What are your hobbies?: Writing, poetry, witchcraft, and meditation all previously mentioned! I also love love LOVE music, I go to live concerts at LEAST once a year, theoretically I draw, I like learning everything I can about my hyperfixations, caring for my pets, kinda-sorta have houseplants (two spider plants by the kitchen window that I hijacked from the office spiderplant at work ;P), I'd garden if I had the time and energy, and of course, reading. I'm very slow unless something has All of my Absolute Attention and there are no other obligations to prioritize, but I adore it and I'll almost ALWAYS choose reading over playing on my phone when I have the free time.

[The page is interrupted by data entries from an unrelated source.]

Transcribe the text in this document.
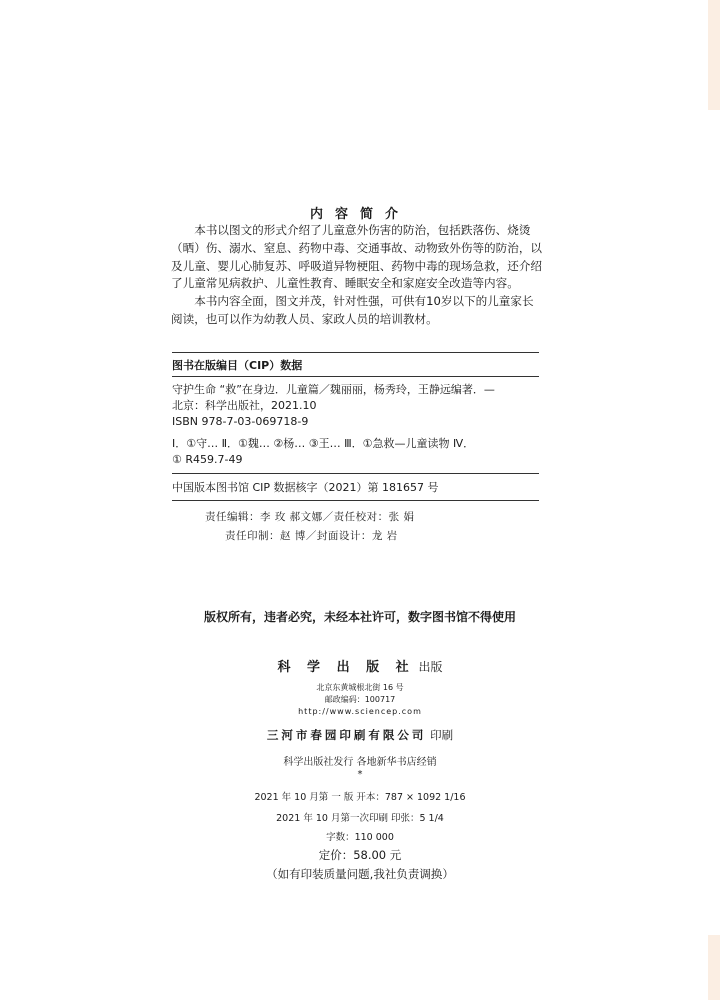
内容简介

本书以图文的形式介绍了儿童意外伤害的防治，包括跌落伤、烧烫（晒）伤、溺水、窒息、药物中毒、交通事故、动物致外伤等的防治，以及儿童、婴儿心肺复苏、呼吸道异物梗阻、药物中毒的现场急救，还介绍了儿童常见病救护、儿童性教育、睡眠安全和家庭安全改造等内容。

本书内容全面，图文并茂，针对性强，可供有10岁以下的儿童家长阅读，也可以作为幼教人员、家政人员的培训教材。

图书在版编目（CIP）数据
守护生命 “救”在身边．儿童篇／魏丽丽，杨秀玲，王静远编著．—
北京：科学出版社，2021.10
ISBN 978-7-03-069718-9
Ⅰ．①守… Ⅱ．①魏… ②杨… ③王… Ⅲ．①急救—儿童读物 Ⅳ．
① R459.7-49
中国版本图书馆 CIP 数据核字（2021）第 181657 号
责任编辑：李 玫 郝文娜／责任校对：张 娟
责任印制：赵 博／封面设计：龙 岩
版权所有，违者必究，未经本社许可，数字图书馆不得使用
科 学 出 版 社 出版
北京东黄城根北街 16 号
邮政编码：100717
http://www.sciencep.com
三河市春园印刷有限公司 印刷
科学出版社发行 各地新华书店经销
*
2021 年 10 月第 一 版 开本：787 × 1092 1/16
2021 年 10 月第一次印刷 印张：5 1/4
字数：110 000
定价：58.00 元
（如有印装质量问题,我社负责调换）
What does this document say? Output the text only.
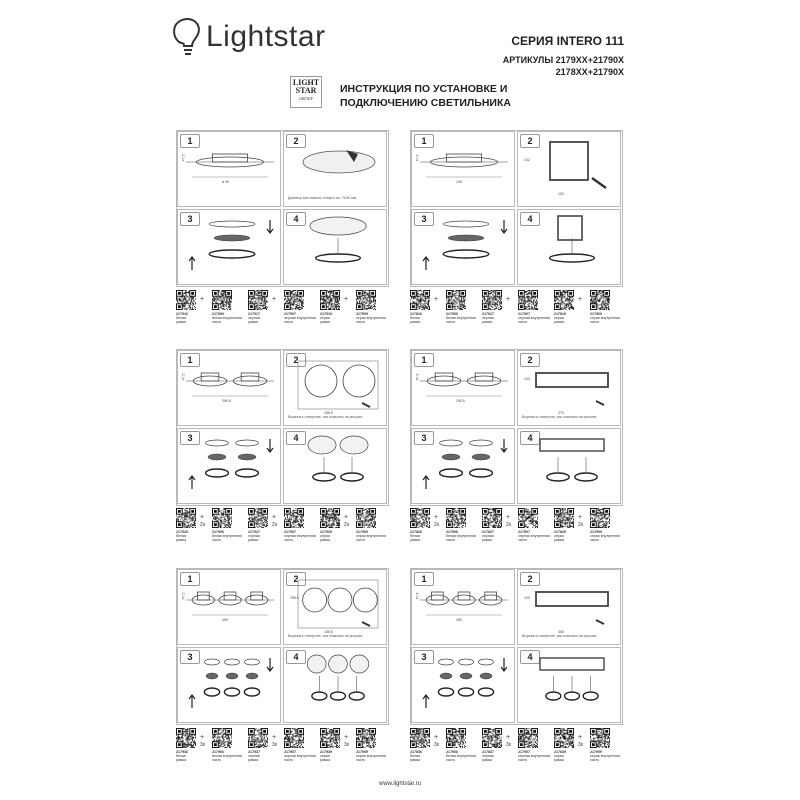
Lightstar	СЕРИЯ INTERO 111
АРТИКУЛЫ 2179XX+21790X
2178XX+21790X
LIGHT
STAR
GROUP
ИНСТРУКЦИЯ ПО УСТАНОВКЕ И
ПОДКЛЮЧЕНИЮ СВЕТИЛЬНИКА
1
ø 90
47.5
2
Диаметр монтажного отверстия: 75-80 мм
3	4
1
105
47.5
2
102
102
3	4
1
290.5
47.5
2
Вырезать отверстие, как показано на рисунке
155.5
3	4
1
290.5
47.5
2
Вырезать отверстие, как показано на рисунке
270
100
3	4
1
490
47.5
2
Вырезать отверстие, как показано на рисунке
155.5
155.5
3	4
1
490
47.5
2
Вырезать отверстие, как показано на рисунке
450
100
3	4
217916
белая
рамка
+
217906
белая внутренняя
часть
217917
черная
рамка
+
217907
черная внутренняя
часть
217919
серая
рамка
+
217909
серая внутренняя
часть
217816
белая
рамка
+
217906
белая внутренняя
часть
217817
черная
рамка
+
217907
черная внутренняя
часть
217819
серая
рамка
+
217909
серая внутренняя
часть
217926
белая
рамка
+
2x
217906
белая внутренняя
часть
217927
черная
рамка
+
2x
217907
черная внутренняя
часть
217929
серая
рамка
+
2x
217909
серая внутренняя
часть
217826
белая
рамка
+
2x
217906
белая внутренняя
часть
217827
черная
рамка
+
2x
217907
черная внутренняя
часть
217829
серая
рамка
+
2x
217909
серая внутренняя
часть
217936
белая
рамка
+
3x
217906
белая внутренняя
часть
217937
черная
рамка
+
3x
217907
черная внутренняя
часть
217939
серая
рамка
+
3x
217909
серая внутренняя
часть
217836
белая
рамка
+
3x
217906
белая внутренняя
часть
217837
черная
рамка
+
3x
217907
черная внутренняя
часть
217839
серая
рамка
+
3x
217909
серая внутренняя
часть
www.lightstar.ru
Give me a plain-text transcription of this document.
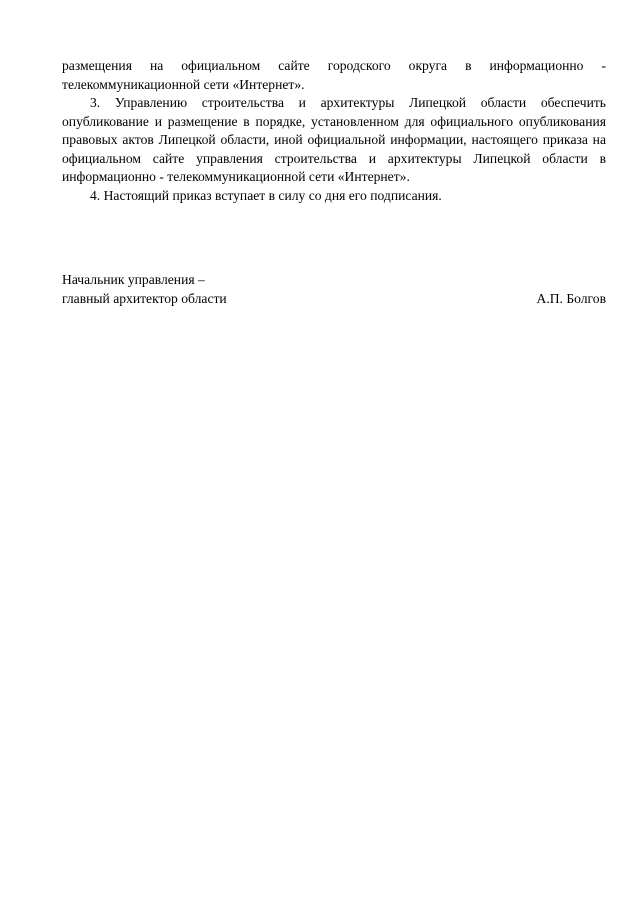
размещения на официальном сайте городского округа в информационно - телекоммуникационной сети «Интернет».

3. Управлению строительства и архитектуры Липецкой области обеспечить опубликование и размещение в порядке, установленном для официального опубликования правовых актов Липецкой области, иной официальной информации, настоящего приказа на официальном сайте управления строительства и архитектуры Липецкой области в информационно - телекоммуникационной сети «Интернет».

4. Настоящий приказ вступает в силу со дня его подписания.

Начальник управления –
главный архитектор области	А.П. Болгов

Have you any pets?: Yep! Three diamond doves (wild-type Blue and his two white-rumped blue sons Silver and Ametrine), and two chinchillas (Dusty the mosaic and Sisu the TOV ebony). I'm considering getting a pigeon and getting back into planted fish tanks someday, but I'm holding off on those until I have more free time.

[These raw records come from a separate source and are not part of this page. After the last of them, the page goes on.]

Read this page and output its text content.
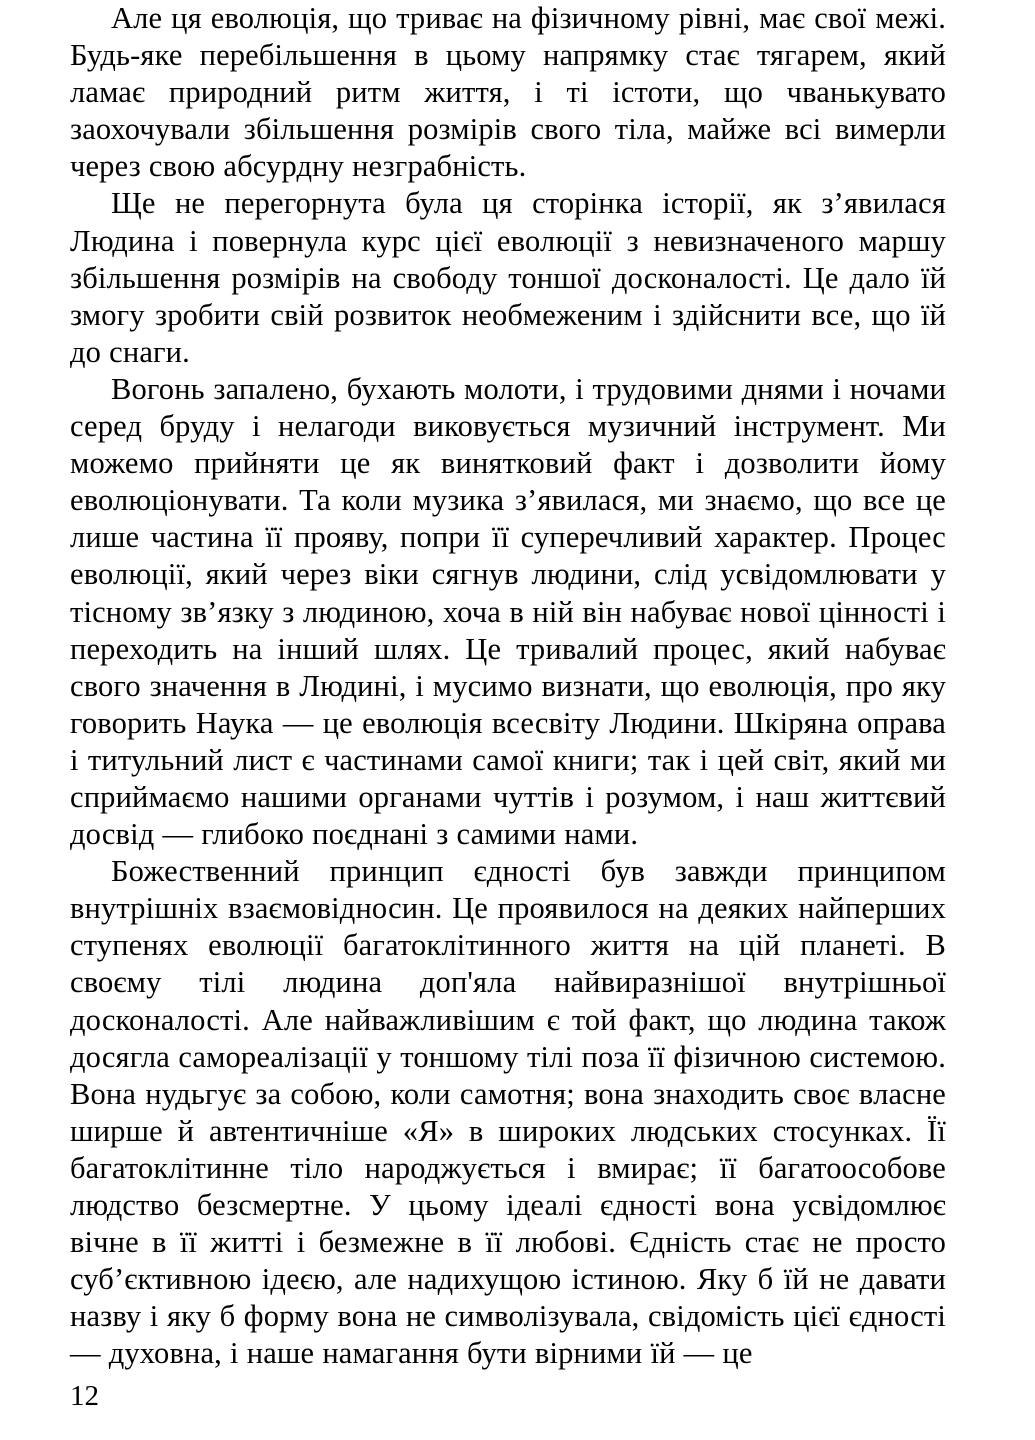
Але ця еволюція, що триває на фізичному рівні, має свої межі. Будь-яке перебільшення в цьому напрямку стає тягарем, який ламає природний ритм життя, і ті істоти, що чванькувато заохочували збільшення розмірів свого тіла, майже всі вимерли через свою абсурдну незграбність.

Ще не перегорнута була ця сторінка історії, як з’явилася Людина і повернула курс цієї еволюції з невизначеного маршу збільшення розмірів на свободу тоншої досконалості. Це дало їй змогу зробити свій розвиток необмеженим і здійснити все, що їй до снаги.

Вогонь запалено, бухають молоти, і трудовими днями і ночами серед бруду і нелагоди виковується музичний інструмент. Ми можемо прийняти це як винятковий факт і дозволити йому еволюціонувати. Та коли музика з’явилася, ми знаємо, що все це лише частина її прояву, попри її суперечливий характер. Процес еволюції, який через віки сягнув людини, слід усвідомлювати у тісному зв’язку з людиною, хоча в ній він набуває нової цінності і переходить на інший шлях. Це тривалий процес, який набуває свого значення в Людині, і мусимо визнати, що еволюція, про яку говорить Наука — це еволюція всесвіту Людини. Шкіряна оправа і титульний лист є частинами самої книги; так і цей світ, який ми сприймаємо нашими органами чуттів і розумом, і наш життєвий досвід — глибоко поєднані з самими нами.

Божественний принцип єдності був завжди принципом внутрішніх взаємовідносин. Це проявилося на деяких найперших ступенях еволюції багатоклітинного життя на цій планеті. В своєму тілі людина доп'яла найвиразнішої внутрішньої досконалості. Але найважливішим є той факт, що людина також досягла самореалізації у тоншому тілі поза її фізичною системою. Вона нудьгує за собою, коли самотня; вона знаходить своє власне ширше й автентичніше «Я» в широких людських стосунках. Її багатоклітинне тіло народжується і вмирає; її багатоособове людство безсмертне. У цьому ідеалі єдності вона усвідомлює вічне в її житті і безмежне в її любові. Єдність стає не просто суб’єктивною ідеєю, але надихущою істиною. Яку б їй не давати назву і яку б форму вона не символізувала, свідомість цієї єдності — духовна, і наше намагання бути вірними їй — це

12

What sports have you played?: I played soccer for the city for two years? No sports other than that. I don't have that "competitive spirit", and I prefer solo exercise like hiking and swimming. (I have done horseriding as a random fun activity now and then, and I've... tried archery, the once. I have so little upper body strength I couldn't draw the bow and even though I was standing halfway up a driveway and the target was at the top, the arrow only went halfway there.)

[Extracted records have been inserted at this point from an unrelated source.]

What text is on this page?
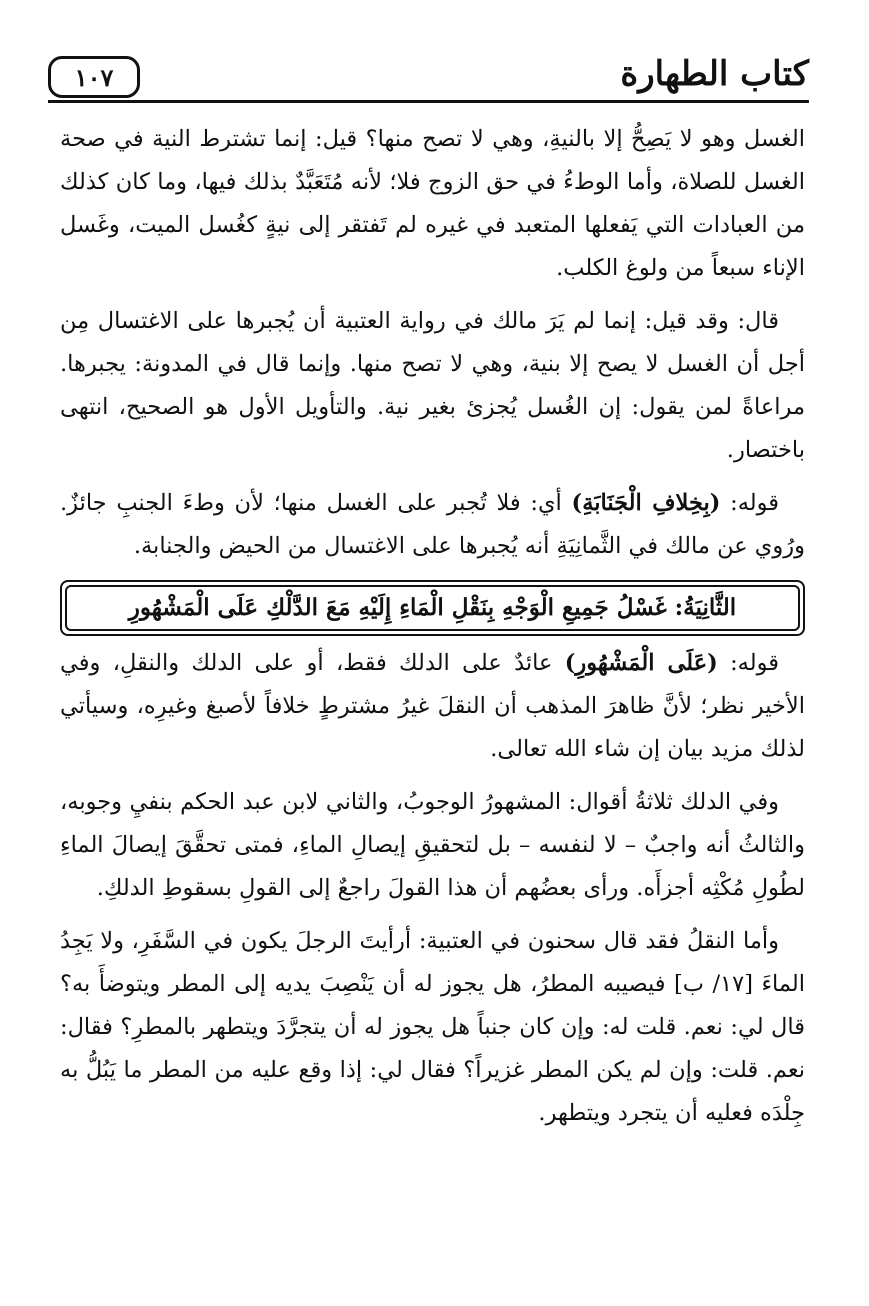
كتاب الطهارة
١٠٧

الغسل وهو لا يَصِحُّ إلا بالنيةِ، وهي لا تصح منها؟ قيل: إنما تشترط النية في صحة الغسل للصلاة، وأما الوطءُ في حق الزوج فلا؛ لأنه مُتَعَبَّدٌ بذلك فيها، وما كان كذلك من العبادات التي يَفعلها المتعبد في غيره لم تَفتقر إلى نيةٍ كغُسل الميت، وغَسل الإناء سبعاً من ولوغ الكلب.

قال: وقد قيل: إنما لم يَرَ مالك في رواية العتبية أن يُجبرها على الاغتسال مِن أجل أن الغسل لا يصح إلا بنية، وهي لا تصح منها. وإنما قال في المدونة: يجبرها. مراعاةً لمن يقول: إن الغُسل يُجزئ بغير نية. والتأويل الأول هو الصحيح، انتهى باختصار.

قوله: (بِخِلافِ الْجَنَابَةِ) أي: فلا تُجبر على الغسل منها؛ لأن وطءَ الجنبِ جائزٌ. ورُوي عن مالك في الثَّمانِيَةِ أنه يُجبرها على الاغتسال من الحيض والجنابة.

الثَّانِيَةُ: غَسْلُ جَمِيعِ الْوَجْهِ بِنَقْلِ الْمَاءِ إِلَيْهِ مَعَ الدَّلْكِ عَلَى الْمَشْهُورِ

قوله: (عَلَى الْمَشْهُورِ) عائدٌ على الدلك فقط، أو على الدلك والنقلِ، وفي الأخير نظر؛ لأنَّ ظاهرَ المذهب أن النقلَ غيرُ مشترطٍ خلافاً لأصبغ وغيرِه، وسيأتي لذلك مزيد بيان إن شاء الله تعالى.

وفي الدلك ثلاثةُ أقوال: المشهورُ الوجوبُ، والثاني لابن عبد الحكم بنفيِ وجوبه، والثالثُ أنه واجبٌ – لا لنفسه – بل لتحقيقِ إيصالِ الماءِ، فمتى تحقَّقَ إيصالَ الماءِ لطُولِ مُكْثِه أجزأَه. ورأى بعضُهم أن هذا القولَ راجعٌ إلى القولِ بسقوطِ الدلكِ.

وأما النقلُ فقد قال سحنون في العتبية: أرأيتَ الرجلَ يكون في السَّفَرِ، ولا يَجِدُ الماءَ [١٧/ ب] فيصيبه المطرُ، هل يجوز له أن يَنْصِبَ يديه إلى المطر ويتوضأَ به؟ قال لي: نعم. قلت له: وإن كان جنباً هل يجوز له أن يتجرَّدَ ويتطهر بالمطرِ؟ فقال: نعم. قلت: وإن لم يكن المطر غزيراً؟ فقال لي: إذا وقع عليه من المطر ما يَبُلُّ به جِلْدَه فعليه أن يتجرد ويتطهر.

How tall are you?: 5'4! (I used to think it was 5'3.5, because doctors can't seem to agree if my height is 5'3 or 5'4, but I had someone measure me and we both agreed I'm actually 5'4.)
Favorite subject in school?: Possibly English? Surprisingly I didn't like Creative Writing as much as I thought I would, because I don't like being told WHAT to write or HOW to write it. But I also really loved art, choir, Latin, and science! And in college, I ADORED anthropology and Comparative World Religions. I also really liked my etymology courses!
Dream job?: No job at all!~ If I was able to choose my office hours (i.e., not run myself ragged) and go to school for free, I think I would make a very good exotics veterinarian. Particularly for birds. But the reality is that would put me in debt for LIFE, and the hours are grueling, and though I think I could handle the emotional toll of seeing pets suffering and the occasional euthanasia, my emet*phobia makes v*ing animals a nasty trigger (part of why I'd want to work with birds tbh), and I CAN'T handle the emotional toll of people knowing their animals are suffering and simply not caring. (I loved working at the pet store, but I saw that so often it broke my faith in humanity for a little while.) Or they can't afford the treatment their dearly beloved pets need and the kindest option is to put them down to spare them the suffering of dying a slow death from it.
One of my dreams though is to found a charity to help people pay their vet bills! Other dream jobs include being able to make a living through translation (reality: incredibly unstable pay and having to self-market), or through some sort of neopagan spirituality (reality: there's very little money in that unless you want to publish a book through Llewellyn or something, which has a whole host of issues with misinformation and editing books to suit their perspective rather than yours), or travel (that COSTS money, not MAKING money), or breeding birds or chinchillas (very expensive hobby, and there's a reason most people do it as a HOBBY and not their primary income, because the customer base is unreliable and Taking Good Care of A Whole Lot of Animals is expensive, both monetarily and in time cost).
So ultimately, I do not want a job. Working on it, but that's gonna take a few years before I can ever get to the point of leaving the job world behind forever! My dream job is no job at all, and all the time and money in the world to travel and learn languages and own all the animals I can take care of and practicing my spirituality and being a part of that community to my heart's (and soul's!) content.